The Best Remastered Game of 2020

Not just another Demon’s Souls article!

Xbox Series S screenshot captured by the author.

e’re in the midst of a rare and exciting time for video game fans: new console launch season. One of the biggest new games is Demon’s Souls on the PS5. I totally get the hype around this re-release of 2009’s seminal PS3 classic…but it’s not my favorite remaster of the year for two very specific reasons.

First, PlayStation 5 availability has been a bit of a nightmare, and as a result I won’t be getting one till next year. Sony announced a specific day for pre-order openings…which most retailers then blithely ignored, instead deciding to open orders immediately. Chaos ensued. Since then, restocks have vanished in the blink of an eye, with many shoppers seeing nothing but crashed web pages or error messages.

Xbox Series S screenshot captured by the author.

Second, Demon’s Souls is more of a full-blown remake than a remaster. Sure, the developers at Bluepoint may have started out by getting the existing game code up and running, and the final gameplay design may be quite similar to the original game, but everything else is wildly different. The renderer is far more modern, the assets are completely new, most of the animations are entirely new, and the audio design is completely re-done. I do like that the original voice actors were called back into the booth to voice their lines again. That’s a brilliant touch that most companies wouldn’t have bothered with.

Still, that love and care makes Demon’s Souls an archival-quality museum restoration, as opposed to the light-to-modest update usually associated with a “remaster.” Gamers are often lucky to get anything more than a simple resolution bump with most remasters, let alone the full years-long redevelopment effort that went into Demon’s Souls.

Xbox Series S screenshot captured by the author.

Fortunately, there’s another game that quietly came out earlier this year which perfectly exemplifies everything a remaster can be. That game is Saints Row The Third Remastered.

This new version of Volition’s breakout 2011 hit was spearheaded by Sperasoft, a contract development house with a long list of art and coding credits to its name. Saints Row The Third had a competent PC version back at release. They could have just ported this over to modern consoles with higher resolution options and called it a day.

The game is now bathed in wonderful screen space reflections. Xbox Series S screenshot captured by the author.

Instead, Sperasoft completely reworked the rendering system, and retouched most of the art assets in the game with higher resolution models and additional texture detail. The result is a game that has identical gameplay, level design, sound work, and animation to the original release from 2011, but rendering effects and visuals more in line with what people expect in 2020.

It’s wonderful to see this game with physically-based rendering and realistic-looking materials still retain the funky semi-cartoon art style and over-the-top gameplay of the 2011 original. The lighting is the standout feature here, bathing the world in sumptuous volumetric ambience during the day, and giving the night an enhanced level of mystery and edge thanks to a much higher contrast. It’s shocking how different and new the game looks.

Xbox Series S screenshot taken by the author.

Although the game doesn’t have a specific enhancement patch for the new consoles, Sperasoft also had the foresight to include an option to remove the 30 FPS cap and go for 60 instead.
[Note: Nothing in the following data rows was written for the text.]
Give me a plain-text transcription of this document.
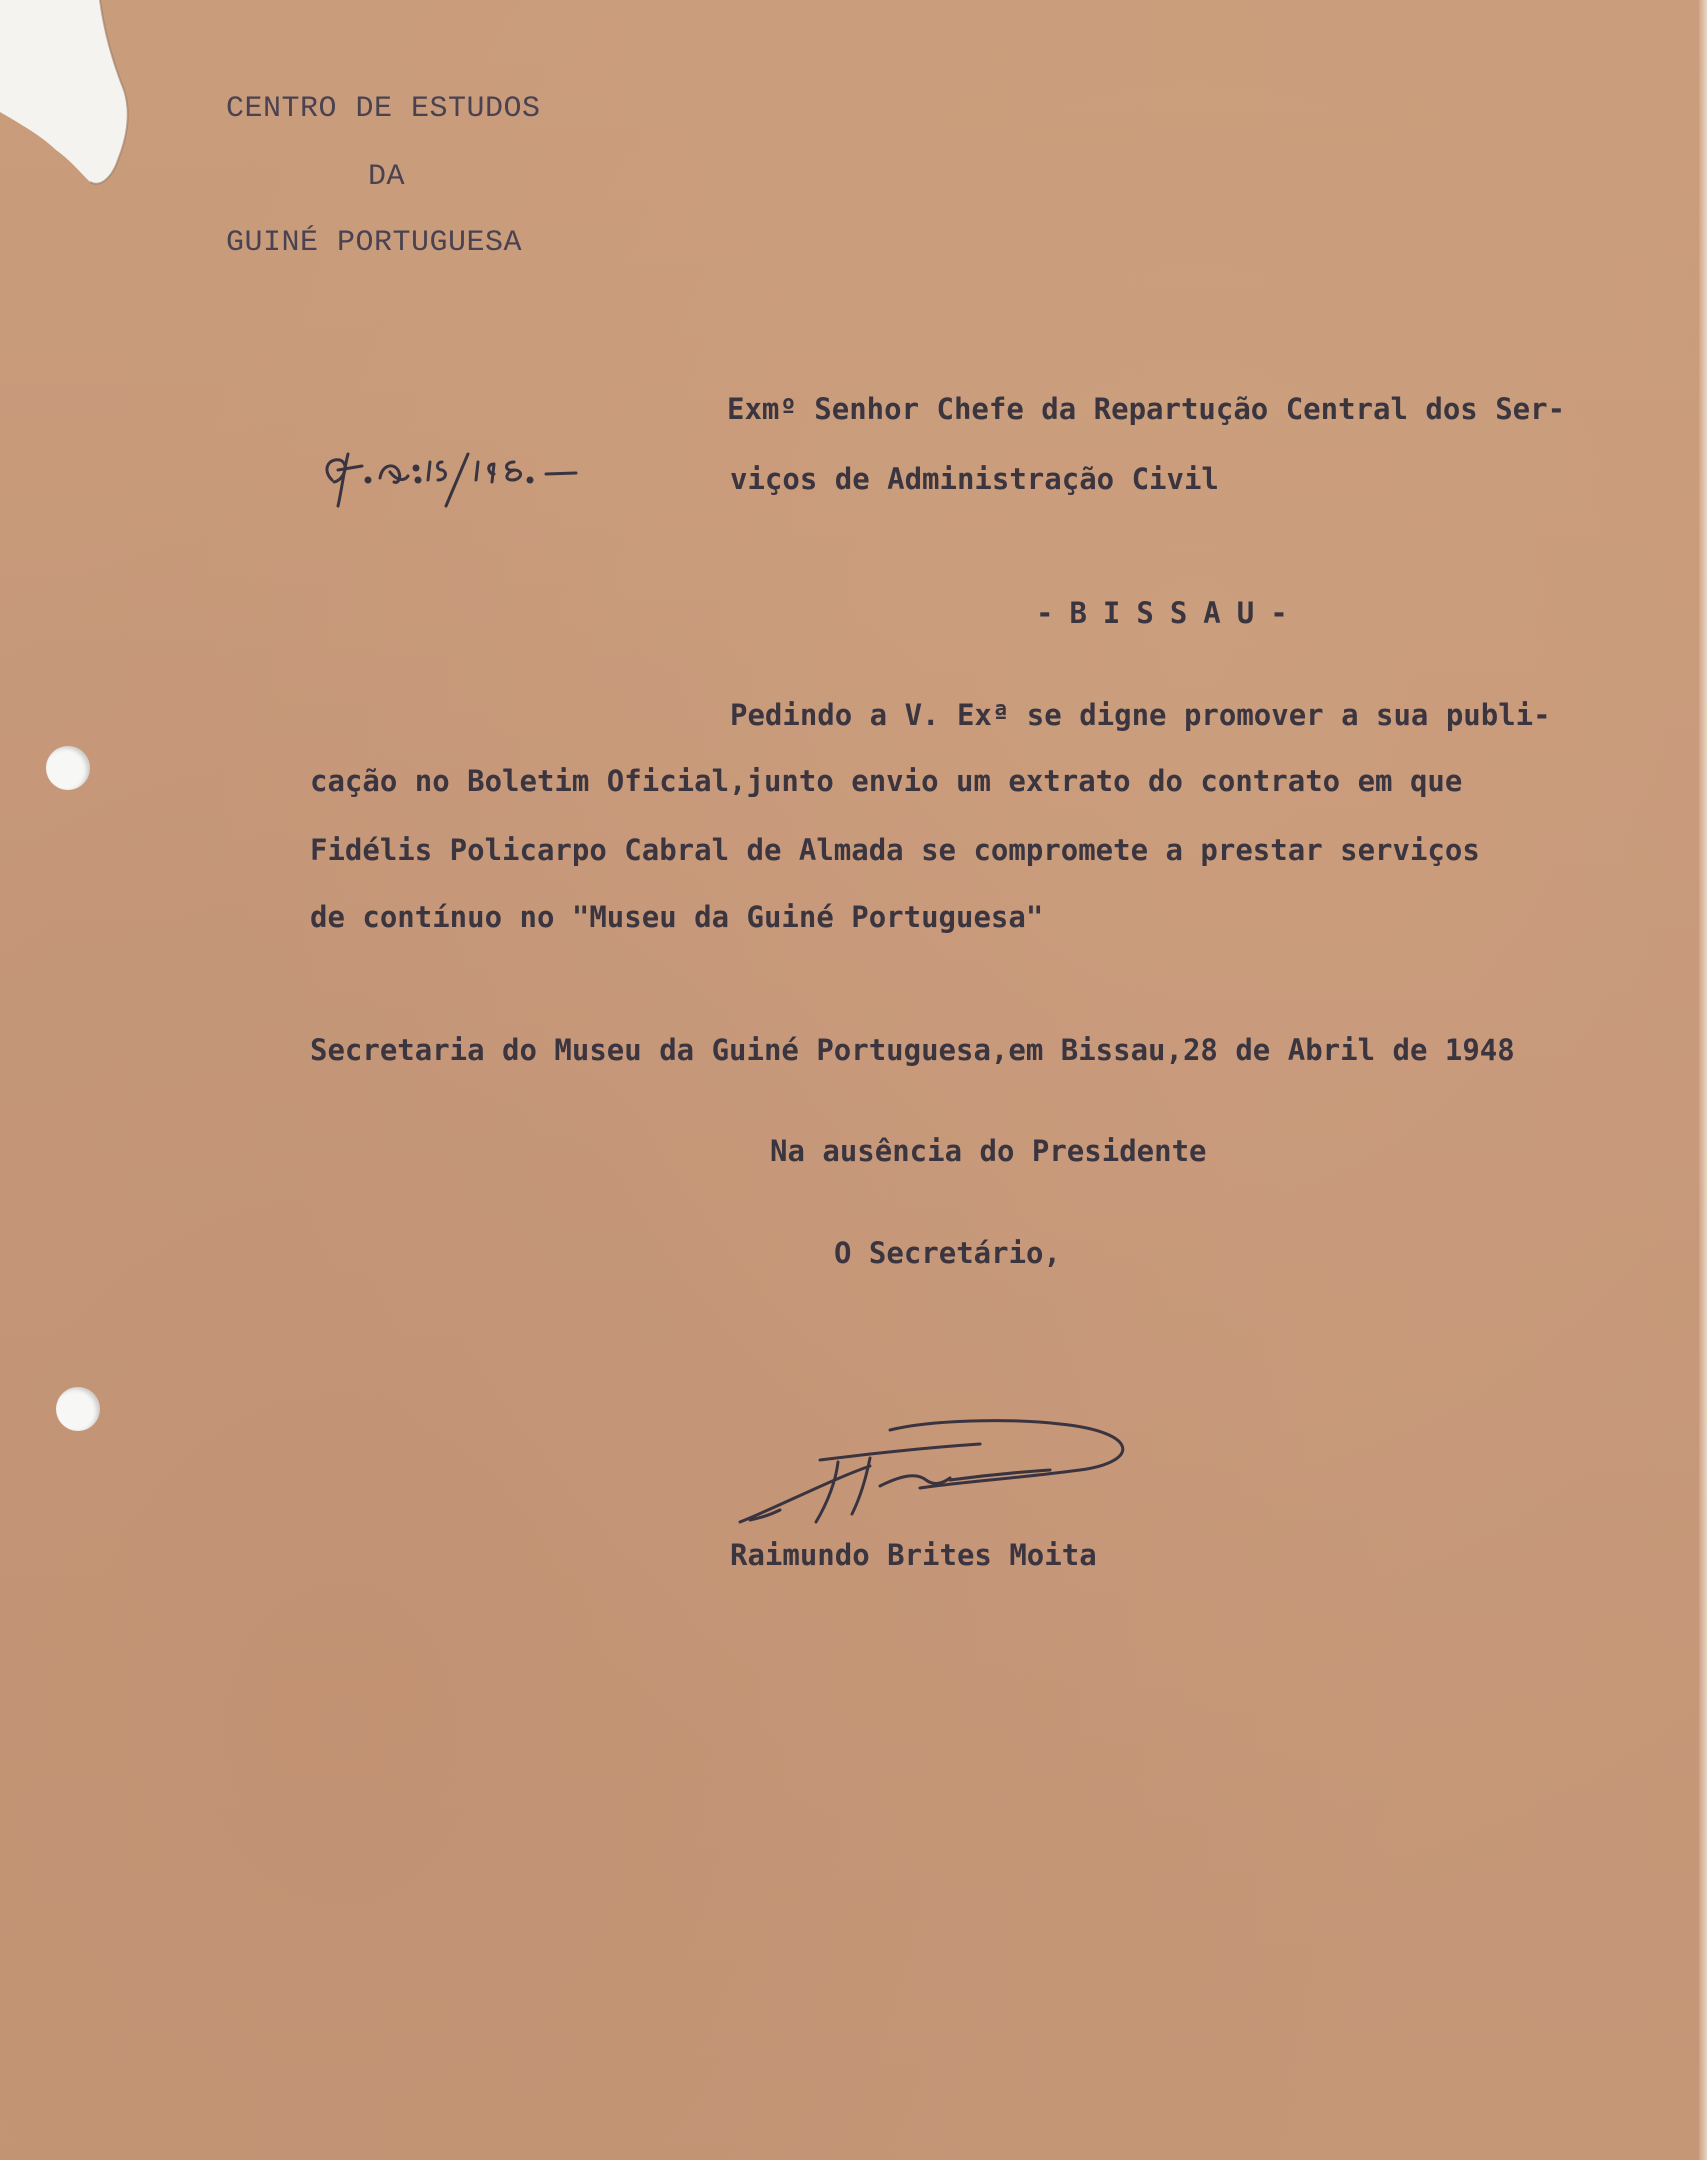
CENTRO DE ESTUDOS
DA
GUINÉ PORTUGUESA
Exmº Senhor Chefe da Repartução Central dos Ser-
viços de Administração Civil
-BISSAU-
Pedindo a V. Exª se digne promover a sua publi-
cação no Boletim Oficial,junto envio um extrato do contrato em que
Fidélis Policarpo Cabral de Almada se compromete a prestar serviços
de contínuo no "Museu da Guiné Portuguesa"
Secretaria do Museu da Guiné Portuguesa,em Bissau,28 de Abril de 1948
Na ausência do Presidente
O Secretário,
Raimundo Brites Moita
This didn’t work out too well on my old Xbox, but on the Series S the game runs at a locked smooth framerate in this mode.

Thanks to this beautiful update, Saints Row The Third is just as fun now as it was in 2011, combining competent third person action gameplay with a nonsense story that has some of gaming’s funniest, weirdest moments. The only thing here that doesn’t feel that modern is the overall mission structure. The game repeats Saints Row’s usual trick of locking away main mission progression behind side missions. Further, many of the main missions aren’t actually bespoke designs, but are instead used to introduce basic defense or escort mechanics that are then replicated across several of the side activities.

Xbox Series S screenshot taken by the author.

Still, this is the best game in the Saints Row franchise, and thanks to this remaster, it’s also now the best-looking one…at least until the announced new sequel comes out. In an ideal world, this game will perform well enough that Sperasoft will get to work their magic on the other three entries to remaster the complete tale…but if they had to pick just one, they absolutely picked the right one.

I can only think of a couple other remasters that have attempted this level of upgrade without being full-blown remakes, and I don’t think any of them have been quite as good. BioShock Remastered overhauled the lighting and changed out numerous assets, and while I thought it was fine, it didn’t have the same level of visual majesty as the Saints Row remaster. Batman: Return to Arkham made piecemeal changes to many of the graphical elements, but seemed to lack clear art direction, and it polarized fans as a result.

Xbox Series S screenshot taken by the author.

Saints Row The Third Remastered sets a new standard that all remasters should aspire to. The Xbox Series consoles and PS5 have backwards compatibility modes that essentially accomplish the performance bumps that old remasters used to tout as features. I’m hopeful this will push game companies to try harder than just re-releasing old games in 4k. I’m looking at you with hope, upcoming Mass Effect remaster.

Saints Row clearly had a more modest budget than a full remake like Demon’s Souls, but its visual impact is almost as huge. It’s wonderful to play this madcap game again and have it feel like a new release.